The new temporary Regulation will ensure fair treatment for all candidates and is entirely consistent with current practice. It follows long-established principles for the award of aegrotat degrees where some marks are missing (due, for example, to absence from an examination for medical reasons).
Classified and Unclassified Degrees
Under the new Regulation Boards of Examiners have the right to reach any decision they would normally reach, including the award of a classified degree (if there is sufficient evidence available). Alternatively, they may decide to award an unclassified Honours degree if more than 30% of marks from examinations or other pieces of assessed work are missing because they are being withheld by AUT members. In some cases, even where more than 70% of marks are presented, Boards may still determine that an unclassified degree should be awarded (if, for example, one or two core module marks are missing). The Regulation ensures that the Boards of Examiners meetings will proceed as normal.

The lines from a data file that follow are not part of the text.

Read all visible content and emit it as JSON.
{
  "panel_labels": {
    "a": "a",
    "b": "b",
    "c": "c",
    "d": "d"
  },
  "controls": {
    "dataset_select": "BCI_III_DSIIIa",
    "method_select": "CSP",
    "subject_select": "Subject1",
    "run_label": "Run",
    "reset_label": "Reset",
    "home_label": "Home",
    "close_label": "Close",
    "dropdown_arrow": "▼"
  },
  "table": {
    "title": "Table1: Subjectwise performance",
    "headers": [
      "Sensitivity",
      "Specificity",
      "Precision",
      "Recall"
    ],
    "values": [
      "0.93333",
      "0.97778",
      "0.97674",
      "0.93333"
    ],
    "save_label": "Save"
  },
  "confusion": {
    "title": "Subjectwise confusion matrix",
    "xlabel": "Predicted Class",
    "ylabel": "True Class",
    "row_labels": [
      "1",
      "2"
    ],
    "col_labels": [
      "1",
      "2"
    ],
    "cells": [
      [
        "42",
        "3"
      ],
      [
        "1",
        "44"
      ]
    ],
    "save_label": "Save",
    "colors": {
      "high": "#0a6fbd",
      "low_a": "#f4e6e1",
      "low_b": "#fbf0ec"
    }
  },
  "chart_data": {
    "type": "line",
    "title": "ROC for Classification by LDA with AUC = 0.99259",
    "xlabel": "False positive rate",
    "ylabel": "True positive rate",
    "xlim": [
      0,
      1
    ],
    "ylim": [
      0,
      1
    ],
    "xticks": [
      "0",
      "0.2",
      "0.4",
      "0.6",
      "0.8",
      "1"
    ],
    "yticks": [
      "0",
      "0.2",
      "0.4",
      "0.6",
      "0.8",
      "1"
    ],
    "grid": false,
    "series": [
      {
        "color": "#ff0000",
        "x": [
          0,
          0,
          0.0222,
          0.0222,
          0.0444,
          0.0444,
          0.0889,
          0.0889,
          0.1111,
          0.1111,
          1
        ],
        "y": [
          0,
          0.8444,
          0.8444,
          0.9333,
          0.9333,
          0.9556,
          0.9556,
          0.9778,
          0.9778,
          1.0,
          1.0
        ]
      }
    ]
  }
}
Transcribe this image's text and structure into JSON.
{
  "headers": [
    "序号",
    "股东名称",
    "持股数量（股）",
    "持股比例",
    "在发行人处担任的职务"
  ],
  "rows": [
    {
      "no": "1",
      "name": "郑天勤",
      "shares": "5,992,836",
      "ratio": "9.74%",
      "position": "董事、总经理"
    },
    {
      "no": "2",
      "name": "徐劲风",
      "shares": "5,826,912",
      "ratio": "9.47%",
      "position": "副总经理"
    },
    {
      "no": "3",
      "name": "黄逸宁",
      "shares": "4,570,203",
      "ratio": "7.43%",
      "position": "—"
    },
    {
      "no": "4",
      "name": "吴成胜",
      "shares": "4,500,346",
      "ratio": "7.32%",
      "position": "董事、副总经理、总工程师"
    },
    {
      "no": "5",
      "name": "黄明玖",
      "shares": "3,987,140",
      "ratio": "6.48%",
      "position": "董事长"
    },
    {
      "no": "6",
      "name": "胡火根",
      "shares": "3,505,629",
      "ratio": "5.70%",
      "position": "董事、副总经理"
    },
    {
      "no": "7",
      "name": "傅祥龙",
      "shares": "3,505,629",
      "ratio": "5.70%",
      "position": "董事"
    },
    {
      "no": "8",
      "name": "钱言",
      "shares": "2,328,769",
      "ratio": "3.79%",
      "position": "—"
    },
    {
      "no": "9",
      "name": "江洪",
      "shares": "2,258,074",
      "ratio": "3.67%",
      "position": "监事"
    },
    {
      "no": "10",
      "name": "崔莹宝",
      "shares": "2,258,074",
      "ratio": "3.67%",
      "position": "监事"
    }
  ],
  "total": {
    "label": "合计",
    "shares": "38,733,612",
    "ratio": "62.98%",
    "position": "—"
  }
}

Once the full marks profiles are available for all candidates (after the suspension or conclusion of the AUT industrial action) Boards of Examiners will meet again to make decisions on classifications for all those who received unclassified degrees and to review all previous classification decisions. New, and final, degree certificates will then be issued to those affected.
It is important to stress that, in the case of students who receive a classified degree and whose marks are then reconsidered, the new Regulation stipulates that any changes to the degree class awarded can only be to the student's benefit, i.e. there will be no lowering of degree classifications.
The new Regulation is intended to ensure that all students will ultimately achieve the degree they have earned and that standards are maintained.
The new Regulation follows long established principles for award of degrees where marks are missing because of illness.
At the Degree Congregation in July graduating students will receive a degree certificate together with a letter explaining the background to the award of unclassified degrees.
Interim transcripts will be issued to graduates in the summer in the normal way. These will be provisional and will be re-issued with the complete set of confirmed marks once these become available.
The University Careers Service and the Students' Union have been consulting with graduate employers and explaining the situation to them. The Careers Service has issued advice to graduate employers in line with the advice given by the Association of Graduate Recruiters.
The University has explained the revised process for the awarding of degrees to graduate employers and has made reassurances that the new regulation will not affect the standard of degrees awarded.
2006 graduates will not be disadvantaged on the job market.
The University is also providing advice for Postgraduate Admissions Tutors and current postgraduate students.